Crack a Dick Joke

Dear Carla Fran,

Hmm. I come to your question perplexed. And just a little afraid of the other half. I often reflect that, if I were a man, I would find women terrifying. I might have been the ultimate misogynist. Women can so often be judgmental, clique-obsessed, label-crazy, and content to be content with the merely frivolous. Even their relation to serious things–marriage, or babies, or work–can be compromised by a massive immaturity, or an insistence on the zaniness of the young.

That all this is not exclusively the purview of women should not be a surprise. But it disturbs me every time. One gets used to a particular kind of prejudice, and the problem with new forms is that one always has to consider that they might be legitimate and true.

I am friends of sorts with a few males, and we occasionally go out for drinks. Most of the conversation revolves around little-known movies, the poor performances of well-known actors in those B- (or C-) movies, and the slight surprise that each additional judgment (claiming exclusivity, discrimination and taste) stacks upon everyone else–including those who claim to like the movies being condemned in the latest judge-a-thon.

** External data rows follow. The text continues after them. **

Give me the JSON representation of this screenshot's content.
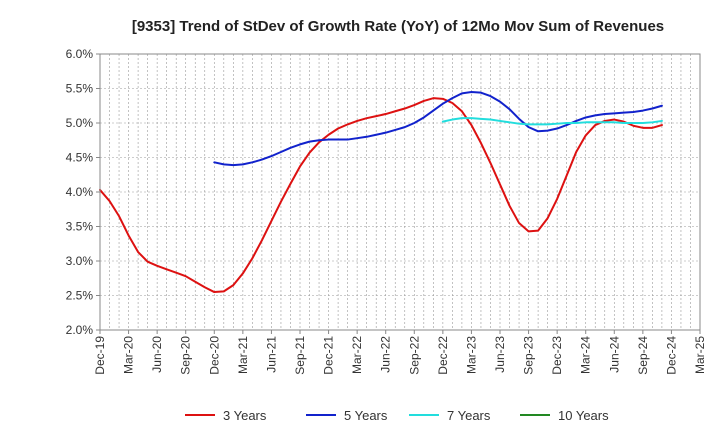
{
  "chart_data": {
    "type": "line",
    "title": "[9353]  Trend of StDev of Growth Rate (YoY) of 12Mo Mov Sum of Revenues",
    "xlabel": "",
    "ylabel": "",
    "x_tick_labels": [
      "Dec-19",
      "Mar-20",
      "Jun-20",
      "Sep-20",
      "Dec-20",
      "Mar-21",
      "Jun-21",
      "Sep-21",
      "Dec-21",
      "Mar-22",
      "Jun-22",
      "Sep-22",
      "Dec-22",
      "Mar-23",
      "Jun-23",
      "Sep-23",
      "Dec-23",
      "Mar-24",
      "Jun-24",
      "Sep-24",
      "Dec-24",
      "Mar-25"
    ],
    "y_tick_labels": [
      "2.0%",
      "2.5%",
      "3.0%",
      "3.5%",
      "4.0%",
      "4.5%",
      "5.0%",
      "5.5%",
      "6.0%"
    ],
    "y_ticks": [
      2.0,
      2.5,
      3.0,
      3.5,
      4.0,
      4.5,
      5.0,
      5.5,
      6.0
    ],
    "ylim": [
      2.0,
      6.0
    ],
    "x_range_months": [
      0,
      63
    ],
    "grid": true,
    "legend_position": "bottom",
    "series": [
      {
        "name": "3 Years",
        "color": "#dd1111",
        "points": [
          [
            0,
            4.03
          ],
          [
            1,
            3.87
          ],
          [
            2,
            3.65
          ],
          [
            3,
            3.37
          ],
          [
            4,
            3.13
          ],
          [
            5,
            2.99
          ],
          [
            6,
            2.93
          ],
          [
            7,
            2.88
          ],
          [
            8,
            2.83
          ],
          [
            9,
            2.78
          ],
          [
            10,
            2.7
          ],
          [
            11,
            2.62
          ],
          [
            12,
            2.55
          ],
          [
            13,
            2.56
          ],
          [
            14,
            2.65
          ],
          [
            15,
            2.82
          ],
          [
            16,
            3.04
          ],
          [
            17,
            3.3
          ],
          [
            18,
            3.58
          ],
          [
            19,
            3.86
          ],
          [
            20,
            4.12
          ],
          [
            21,
            4.37
          ],
          [
            22,
            4.57
          ],
          [
            23,
            4.72
          ],
          [
            24,
            4.83
          ],
          [
            25,
            4.92
          ],
          [
            26,
            4.98
          ],
          [
            27,
            5.03
          ],
          [
            28,
            5.07
          ],
          [
            29,
            5.1
          ],
          [
            30,
            5.13
          ],
          [
            31,
            5.17
          ],
          [
            32,
            5.21
          ],
          [
            33,
            5.26
          ],
          [
            34,
            5.32
          ],
          [
            35,
            5.36
          ],
          [
            36,
            5.35
          ],
          [
            37,
            5.29
          ],
          [
            38,
            5.17
          ],
          [
            39,
            4.97
          ],
          [
            40,
            4.71
          ],
          [
            41,
            4.42
          ],
          [
            42,
            4.11
          ],
          [
            43,
            3.8
          ],
          [
            44,
            3.55
          ],
          [
            45,
            3.43
          ],
          [
            46,
            3.44
          ],
          [
            47,
            3.62
          ],
          [
            48,
            3.9
          ],
          [
            49,
            4.24
          ],
          [
            50,
            4.58
          ],
          [
            51,
            4.82
          ],
          [
            52,
            4.97
          ],
          [
            53,
            5.03
          ],
          [
            54,
            5.05
          ],
          [
            55,
            5.02
          ],
          [
            56,
            4.96
          ],
          [
            57,
            4.93
          ],
          [
            58,
            4.93
          ],
          [
            59,
            4.97
          ]
        ]
      },
      {
        "name": "5 Years",
        "color": "#1122cc",
        "points": [
          [
            12,
            4.43
          ],
          [
            13,
            4.4
          ],
          [
            14,
            4.39
          ],
          [
            15,
            4.4
          ],
          [
            16,
            4.43
          ],
          [
            17,
            4.47
          ],
          [
            18,
            4.52
          ],
          [
            19,
            4.58
          ],
          [
            20,
            4.64
          ],
          [
            21,
            4.69
          ],
          [
            22,
            4.73
          ],
          [
            23,
            4.75
          ],
          [
            24,
            4.76
          ],
          [
            25,
            4.76
          ],
          [
            26,
            4.76
          ],
          [
            27,
            4.78
          ],
          [
            28,
            4.8
          ],
          [
            29,
            4.83
          ],
          [
            30,
            4.86
          ],
          [
            31,
            4.9
          ],
          [
            32,
            4.94
          ],
          [
            33,
            5.0
          ],
          [
            34,
            5.08
          ],
          [
            35,
            5.18
          ],
          [
            36,
            5.28
          ],
          [
            37,
            5.36
          ],
          [
            38,
            5.43
          ],
          [
            39,
            5.45
          ],
          [
            40,
            5.44
          ],
          [
            41,
            5.39
          ],
          [
            42,
            5.31
          ],
          [
            43,
            5.2
          ],
          [
            44,
            5.06
          ],
          [
            45,
            4.94
          ],
          [
            46,
            4.88
          ],
          [
            47,
            4.89
          ],
          [
            48,
            4.92
          ],
          [
            49,
            4.97
          ],
          [
            50,
            5.03
          ],
          [
            51,
            5.08
          ],
          [
            52,
            5.11
          ],
          [
            53,
            5.13
          ],
          [
            54,
            5.14
          ],
          [
            55,
            5.15
          ],
          [
            56,
            5.16
          ],
          [
            57,
            5.18
          ],
          [
            58,
            5.21
          ],
          [
            59,
            5.25
          ]
        ]
      },
      {
        "name": "7 Years",
        "color": "#22dddd",
        "points": [
          [
            36,
            5.02
          ],
          [
            37,
            5.05
          ],
          [
            38,
            5.07
          ],
          [
            39,
            5.07
          ],
          [
            40,
            5.06
          ],
          [
            41,
            5.05
          ],
          [
            42,
            5.03
          ],
          [
            43,
            5.01
          ],
          [
            44,
            4.99
          ],
          [
            45,
            4.98
          ],
          [
            46,
            4.98
          ],
          [
            47,
            4.98
          ],
          [
            48,
            4.99
          ],
          [
            49,
            5.0
          ],
          [
            50,
            5.0
          ],
          [
            51,
            5.01
          ],
          [
            52,
            5.01
          ],
          [
            53,
            5.01
          ],
          [
            54,
            5.01
          ],
          [
            55,
            5.0
          ],
          [
            56,
            5.0
          ],
          [
            57,
            5.0
          ],
          [
            58,
            5.01
          ],
          [
            59,
            5.03
          ]
        ]
      },
      {
        "name": "10 Years",
        "color": "#228822",
        "points": []
      }
    ]
  }
}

My crush, incidentally, ended just now, and as a direct consequence of all this. While the goodwill towards humans of the male persuasion mostly remains, it does so only because I recognize, in each round of judgment, that someone disagrees. I take shelter in that person’s wide-angle lens, and bask in their absolution. I hate myself for this.

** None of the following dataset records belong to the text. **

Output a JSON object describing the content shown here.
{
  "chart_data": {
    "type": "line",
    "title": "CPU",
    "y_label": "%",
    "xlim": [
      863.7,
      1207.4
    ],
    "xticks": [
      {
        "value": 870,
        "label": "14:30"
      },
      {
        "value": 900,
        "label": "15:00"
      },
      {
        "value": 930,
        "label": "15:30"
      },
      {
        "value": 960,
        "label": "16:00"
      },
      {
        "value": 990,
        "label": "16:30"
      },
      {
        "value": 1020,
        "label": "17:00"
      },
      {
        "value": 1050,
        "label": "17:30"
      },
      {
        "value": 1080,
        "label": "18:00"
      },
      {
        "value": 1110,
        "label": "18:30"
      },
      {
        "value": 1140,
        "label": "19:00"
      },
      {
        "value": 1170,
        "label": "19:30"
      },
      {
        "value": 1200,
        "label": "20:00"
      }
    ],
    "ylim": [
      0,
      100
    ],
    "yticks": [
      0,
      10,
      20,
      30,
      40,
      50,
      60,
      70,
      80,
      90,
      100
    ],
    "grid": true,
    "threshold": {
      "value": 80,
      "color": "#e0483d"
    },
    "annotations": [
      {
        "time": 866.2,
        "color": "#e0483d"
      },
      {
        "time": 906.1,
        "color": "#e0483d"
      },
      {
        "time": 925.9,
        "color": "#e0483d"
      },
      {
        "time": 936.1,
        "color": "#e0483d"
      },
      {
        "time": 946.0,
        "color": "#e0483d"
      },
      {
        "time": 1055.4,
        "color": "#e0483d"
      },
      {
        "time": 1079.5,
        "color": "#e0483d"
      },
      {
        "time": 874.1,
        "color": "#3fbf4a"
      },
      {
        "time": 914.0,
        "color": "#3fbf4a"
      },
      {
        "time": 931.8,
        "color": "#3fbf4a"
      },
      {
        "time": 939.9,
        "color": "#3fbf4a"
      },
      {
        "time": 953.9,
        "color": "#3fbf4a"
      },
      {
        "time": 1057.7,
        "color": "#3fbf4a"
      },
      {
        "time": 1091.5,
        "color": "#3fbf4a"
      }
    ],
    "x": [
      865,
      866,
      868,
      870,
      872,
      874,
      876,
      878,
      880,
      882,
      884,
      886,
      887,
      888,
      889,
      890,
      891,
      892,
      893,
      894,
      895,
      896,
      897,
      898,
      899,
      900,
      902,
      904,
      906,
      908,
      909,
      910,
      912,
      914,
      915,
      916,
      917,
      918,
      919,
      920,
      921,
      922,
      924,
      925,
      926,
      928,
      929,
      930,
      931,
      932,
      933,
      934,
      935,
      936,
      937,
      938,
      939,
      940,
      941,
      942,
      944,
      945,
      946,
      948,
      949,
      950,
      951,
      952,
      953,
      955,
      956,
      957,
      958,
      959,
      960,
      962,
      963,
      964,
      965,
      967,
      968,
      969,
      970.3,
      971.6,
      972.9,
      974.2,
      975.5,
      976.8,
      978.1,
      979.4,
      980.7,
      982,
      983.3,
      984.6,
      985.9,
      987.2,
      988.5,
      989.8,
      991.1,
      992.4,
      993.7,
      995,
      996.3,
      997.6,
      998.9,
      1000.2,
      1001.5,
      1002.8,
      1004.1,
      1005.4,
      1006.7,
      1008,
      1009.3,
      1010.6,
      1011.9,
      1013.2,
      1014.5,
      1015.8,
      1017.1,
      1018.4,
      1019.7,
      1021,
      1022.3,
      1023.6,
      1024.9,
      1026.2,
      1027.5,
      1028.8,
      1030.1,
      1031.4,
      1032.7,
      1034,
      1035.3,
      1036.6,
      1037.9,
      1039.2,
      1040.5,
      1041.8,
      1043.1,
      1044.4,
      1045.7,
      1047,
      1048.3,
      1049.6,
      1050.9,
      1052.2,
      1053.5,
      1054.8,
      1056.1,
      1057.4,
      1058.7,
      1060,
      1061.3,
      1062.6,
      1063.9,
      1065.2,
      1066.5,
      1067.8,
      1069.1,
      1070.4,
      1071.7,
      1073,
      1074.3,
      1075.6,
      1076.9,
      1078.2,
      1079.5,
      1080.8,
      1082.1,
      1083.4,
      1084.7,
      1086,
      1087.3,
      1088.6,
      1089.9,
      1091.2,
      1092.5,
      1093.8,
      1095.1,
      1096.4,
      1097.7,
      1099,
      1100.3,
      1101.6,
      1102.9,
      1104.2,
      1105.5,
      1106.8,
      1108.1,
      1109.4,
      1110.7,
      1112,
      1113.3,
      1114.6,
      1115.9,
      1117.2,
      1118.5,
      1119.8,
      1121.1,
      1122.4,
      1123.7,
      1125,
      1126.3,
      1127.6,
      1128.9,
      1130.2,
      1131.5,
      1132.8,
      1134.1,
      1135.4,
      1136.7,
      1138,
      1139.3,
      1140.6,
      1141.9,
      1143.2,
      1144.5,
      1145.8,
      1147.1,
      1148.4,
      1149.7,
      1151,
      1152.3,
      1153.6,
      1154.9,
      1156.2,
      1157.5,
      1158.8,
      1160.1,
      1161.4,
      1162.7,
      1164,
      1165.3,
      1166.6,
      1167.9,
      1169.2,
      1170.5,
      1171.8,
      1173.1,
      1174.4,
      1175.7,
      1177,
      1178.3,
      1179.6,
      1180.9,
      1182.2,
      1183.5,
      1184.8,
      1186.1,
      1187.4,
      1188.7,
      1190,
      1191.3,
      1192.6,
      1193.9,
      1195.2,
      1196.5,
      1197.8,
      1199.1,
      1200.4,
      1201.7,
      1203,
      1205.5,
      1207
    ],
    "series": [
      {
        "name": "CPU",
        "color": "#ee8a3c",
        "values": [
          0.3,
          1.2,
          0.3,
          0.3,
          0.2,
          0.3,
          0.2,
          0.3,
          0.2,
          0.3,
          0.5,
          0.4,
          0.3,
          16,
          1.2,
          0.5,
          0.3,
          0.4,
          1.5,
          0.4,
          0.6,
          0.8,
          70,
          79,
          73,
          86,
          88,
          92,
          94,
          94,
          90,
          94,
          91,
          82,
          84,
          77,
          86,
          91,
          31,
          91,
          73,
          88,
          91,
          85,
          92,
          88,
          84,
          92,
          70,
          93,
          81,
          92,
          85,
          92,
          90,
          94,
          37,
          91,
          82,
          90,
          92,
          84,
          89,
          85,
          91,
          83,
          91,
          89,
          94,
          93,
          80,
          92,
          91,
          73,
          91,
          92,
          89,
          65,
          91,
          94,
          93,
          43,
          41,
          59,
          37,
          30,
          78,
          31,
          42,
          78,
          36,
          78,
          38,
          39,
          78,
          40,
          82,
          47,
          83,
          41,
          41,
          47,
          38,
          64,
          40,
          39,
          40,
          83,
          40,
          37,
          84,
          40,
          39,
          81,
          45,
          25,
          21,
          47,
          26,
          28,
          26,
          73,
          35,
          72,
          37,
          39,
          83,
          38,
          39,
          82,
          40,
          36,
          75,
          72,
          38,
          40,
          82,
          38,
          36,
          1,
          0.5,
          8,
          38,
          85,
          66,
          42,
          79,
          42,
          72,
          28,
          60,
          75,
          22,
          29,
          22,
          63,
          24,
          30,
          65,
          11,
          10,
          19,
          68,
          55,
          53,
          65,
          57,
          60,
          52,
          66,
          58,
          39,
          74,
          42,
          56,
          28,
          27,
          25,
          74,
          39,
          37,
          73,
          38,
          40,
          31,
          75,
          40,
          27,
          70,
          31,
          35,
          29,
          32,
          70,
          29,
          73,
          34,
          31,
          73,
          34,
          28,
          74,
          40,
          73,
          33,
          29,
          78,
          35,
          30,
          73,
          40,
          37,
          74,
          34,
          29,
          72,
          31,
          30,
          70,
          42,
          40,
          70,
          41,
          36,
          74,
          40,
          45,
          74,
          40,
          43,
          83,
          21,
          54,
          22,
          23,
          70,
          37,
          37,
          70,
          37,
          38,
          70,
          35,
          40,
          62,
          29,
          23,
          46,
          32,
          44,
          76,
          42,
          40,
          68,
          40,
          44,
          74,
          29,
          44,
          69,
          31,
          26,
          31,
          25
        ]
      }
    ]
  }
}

All of which is to say that I don’t know. I don’t know how you escape the mantle of gender, or how you turn your voice into an actual one. I am not after all of this club–I’m a visiting member, as it were–and while they tolerate me, I’m definitely not a decision-maker in the group. I hear the dick jokes, I laugh obligingly some of the time; I have no desire to get in their way (I would resent it if a boy in a girl-group got weird over vagina puns). Still: verdicts get passed, and I watch, not as a voter but as an observer. I am at best a citizen-journalist.

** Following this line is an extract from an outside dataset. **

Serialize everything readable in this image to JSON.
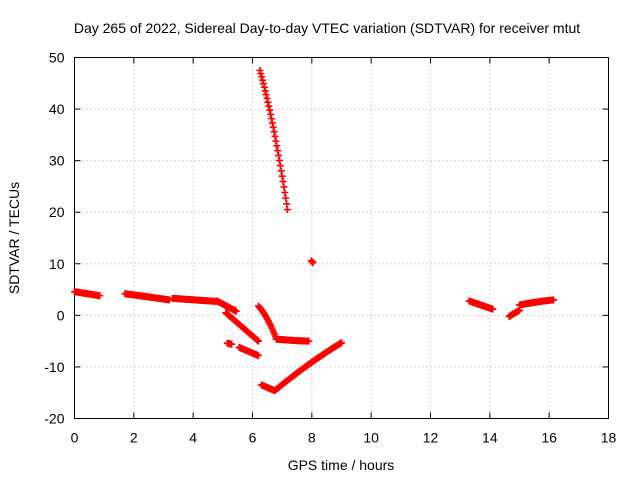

The moment of redemption from the day that I can share with you is this: I had a male student refuse to do part of an assignment because he felt it was offensive to the study of poetry. I took great pleasure
in handing his ass–and his writing–to him on a silver platter via my written response to his assignment. He needs it badly, and the triumph is that on paper I feel brilliantly genderless. The power of writing, I think, is that it can do this. It lets you command ethos in ways that presence does not.

That said, no one knows better than I do the dangers of written communications. I wonder, though, if you could look for a way to make them see how they’re being unfair–or sexist. Either by adopting the same offensive tone, or by parodying them, or by somehow using humor to defuse the situation. This is the only tool I’ve found so far, and I hand it to you with all its lumpy imperfections and banana cream pies.

Fondly (and a bit disillusionedly),

Millicent

PS–Today I WORE Spanx, for the first time ever. Theme!